I caught Cal’s elbow before it could connect with my ribs. I looked from Promise to him and he tapped his nose meaningfully. “I’m good for another one,” he said.
“You’re a good brother,” I replied dryly. Despite his good, if overly physical, intentions, now wasn’t the time to make any decisions. It was time to concentrate on the Auphe—they were certainly concentrating on us.
Cal had said they would come. He’d said it hollowly in the dark of his room where the only light had come firefly-distant through the window and from the sickly gray illumination flowing around his hand. They would come and they would come soon because that’s how he thought . . . no, how he knew they would think.

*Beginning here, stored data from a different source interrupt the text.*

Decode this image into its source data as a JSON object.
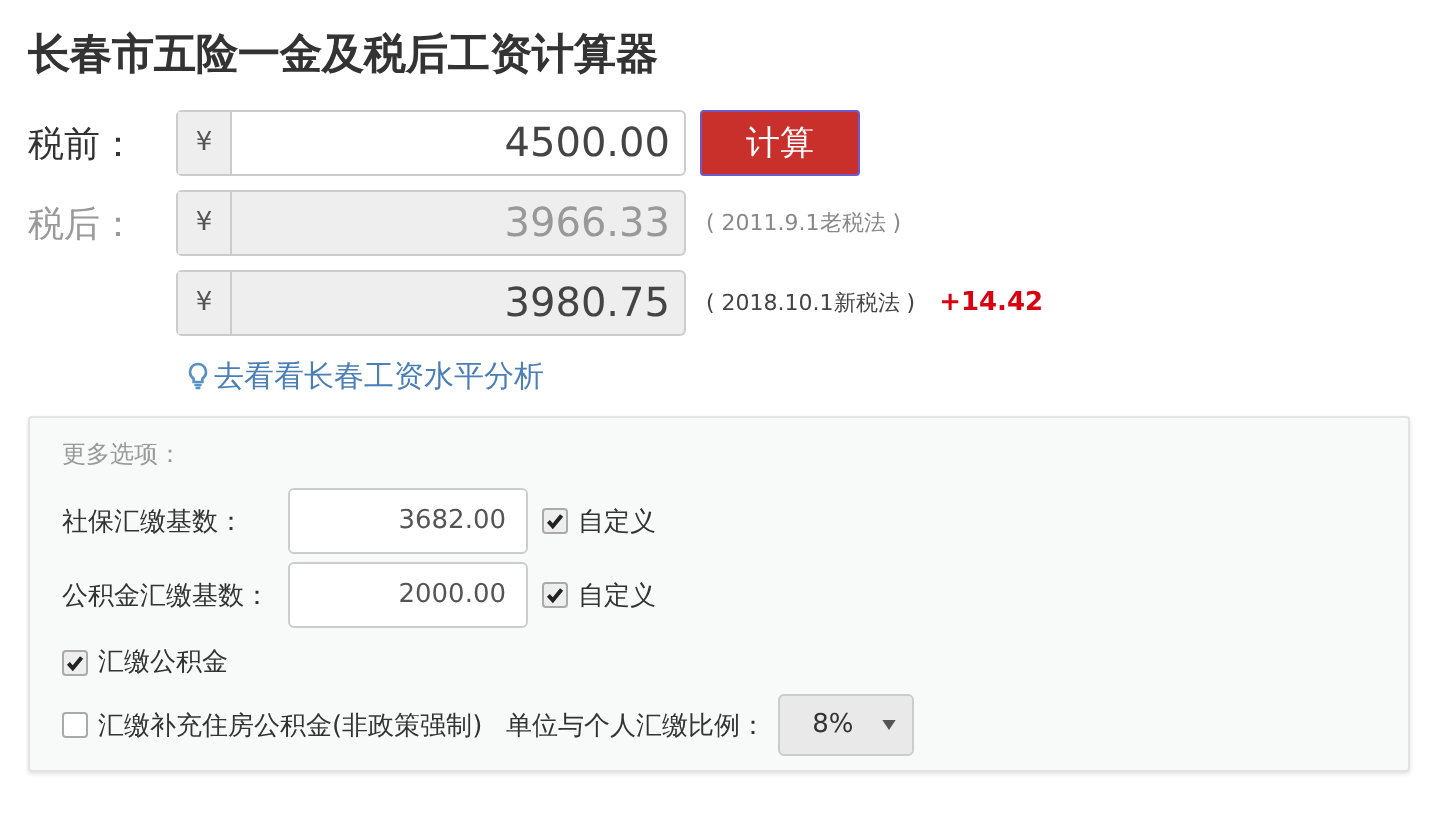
{
  "title": "长春市五险一金及税后工资计算器",
  "salary_rows": [
    {
      "label": "税前：",
      "currency": "¥",
      "value": "4500.00",
      "editable": true
    },
    {
      "label": "税后：",
      "currency": "¥",
      "value": "3966.33",
      "editable": false,
      "note": "( 2011.9.1老税法 )"
    },
    {
      "currency": "¥",
      "value": "3980.75",
      "editable": false,
      "note": "( 2018.10.1新税法 )",
      "diff": "+14.42"
    }
  ],
  "calculate_button": "计算",
  "analysis_link": "去看看长春工资水平分析",
  "options": {
    "heading": "更多选项：",
    "base_rows": [
      {
        "label": "社保汇缴基数：",
        "value": "3682.00",
        "custom_label": "自定义",
        "checked": true
      },
      {
        "label": "公积金汇缴基数：",
        "value": "2000.00",
        "custom_label": "自定义",
        "checked": true
      }
    ],
    "housing_fund": {
      "label": "汇缴公积金",
      "checked": true
    },
    "supplementary": {
      "label": "汇缴补充住房公积金(非政策强制)",
      "checked": false,
      "ratio_label": "单位与个人汇缴比例：",
      "ratio_value": "8%"
    }
  }
}
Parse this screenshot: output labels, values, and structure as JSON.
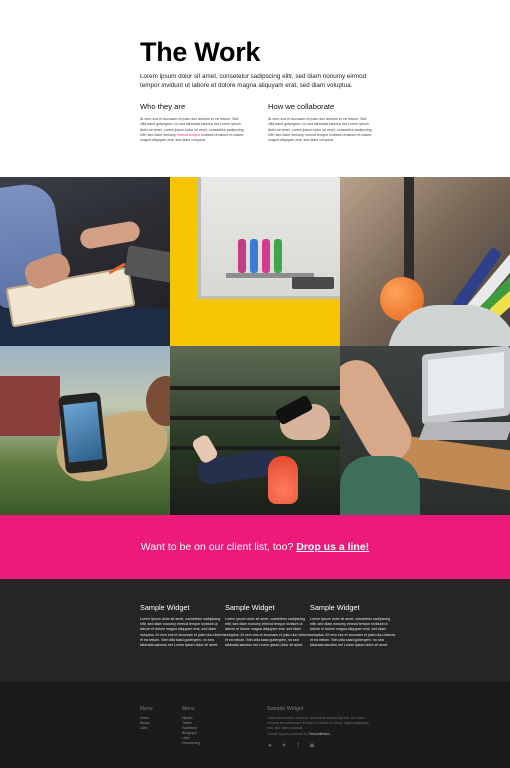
{
  "intro": {
    "title": "The Work",
    "lead": "Lorem ipsum dolor sit amet, consetetur sadipscing elitr, sed diam nonumy eirmod tempor invidunt ut labore et dolore magna aliquyam erat, sed diam voluptua.",
    "col1": {
      "heading": "Who they are",
      "text_a": "At vero eos et accusam et justo duo dolores et ea rebum. Stet clita kasd gubergren, no sea takimata sanctus est Lorem ipsum dolor sit amet. Lorem ipsum dolor sit amet, consetetur sadipscing elitr, sed diam nonumy ",
      "highlight": "eirmod tempor",
      "text_b": " invidunt ut labore et dolore magna aliquyam erat, sed diam voluptua."
    },
    "col2": {
      "heading": "How we collaborate",
      "text": "At vero eos et accusam et justo duo dolores et ea rebum. Stet clita kasd gubergren, no sea takimata sanctus est Lorem ipsum dolor sit amet. Lorem ipsum dolor sit amet, consetetur sadipscing elitr, sed diam nonumy eirmod tempor invidunt ut labore et dolore magna aliquyam erat, sed diam voluptua."
    }
  },
  "gallery": {
    "items": [
      "man-writing-notebook",
      "whiteboard-markers",
      "markers-in-cup",
      "phone-in-hand",
      "bench-phone-drink",
      "laptop-on-table"
    ]
  },
  "cta": {
    "text": "Want to be on our client list, too?",
    "link": "Drop us a line!",
    "color": "#ec1a78"
  },
  "widgets": [
    {
      "title": "Sample Widget",
      "text": "Lorem ipsum dolor sit amet, consetetur sadipscing elitr, sed diam nonumy eirmod tempor invidunt ut labore et dolore magna aliquyam erat, sed diam voluptua. At vero eos et accusam et justo duo dolores et ea rebum. Stet clita kasd gubergren, no sea takimata sanctus est Lorem ipsum dolor sit amet."
    },
    {
      "title": "Sample Widget",
      "text": "Lorem ipsum dolor sit amet, consetetur sadipscing elitr, sed diam nonumy eirmod tempor invidunt ut labore et dolore magna aliquyam erat, sed diam voluptua. At vero eos et accusam et justo duo dolores et ea rebum. Stet clita kasd gubergren, no sea takimata sanctus est Lorem ipsum dolor sit amet."
    },
    {
      "title": "Sample Widget",
      "text": "Lorem ipsum dolor sit amet, consetetur sadipscing elitr, sed diam nonumy eirmod tempor invidunt ut labore et dolore magna aliquyam erat, sed diam voluptua. At vero eos et accusam et justo duo dolores et ea rebum. Stet clita kasd gubergren, no sea takimata sanctus est Lorem ipsum dolor sit amet."
    }
  ],
  "footer": {
    "menu1": {
      "title": "Menu",
      "items": [
        "Home",
        "Books",
        "Jobs"
      ]
    },
    "menu2": {
      "title": "Menu",
      "items": [
        "Hipster",
        "Twitter",
        "Facebook",
        "Bringing it",
        "Links",
        "Geocaching"
      ]
    },
    "widget": {
      "title": "Sample Widget",
      "text": "Lorem ipsum dolor sit amet, consetetur sadipscing elitr, sed diam nonumy eirmod tempor invidunt ut labore et dolore magna aliquyam erat, sed diam voluptua.",
      "credit_prefix": "Theme by you, powered by ",
      "credit_link": "Templatehaus"
    },
    "social_icons": [
      "github-icon",
      "twitter-icon",
      "facebook-icon",
      "apple-icon"
    ]
  }
}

I wanted him to be wrong. And it wasn’t that the more time without the Auphe, the more time we had to sharpen ourselves, to prepare. It was a good reason, but that wasn’t it. I wanted him to be wrong because I didn’t want him thinking that his thoughts were the same as Auphe thoughts. They weren’t. Cal was not Auphe. In the past, I’d threatened those who’d said that. And I’d hurt those who’d attempted to act on their belief, inflicted a great deal of pain with an even greater lack of regret. I wouldn’t have anyone believing Cal was Auphe, not even himself.
But in another way I wanted him to be right. If he were right, then what I suspected from what he had seen in Washington Square Park would be wrong, and I’d never wanted to be wrong so much in my life.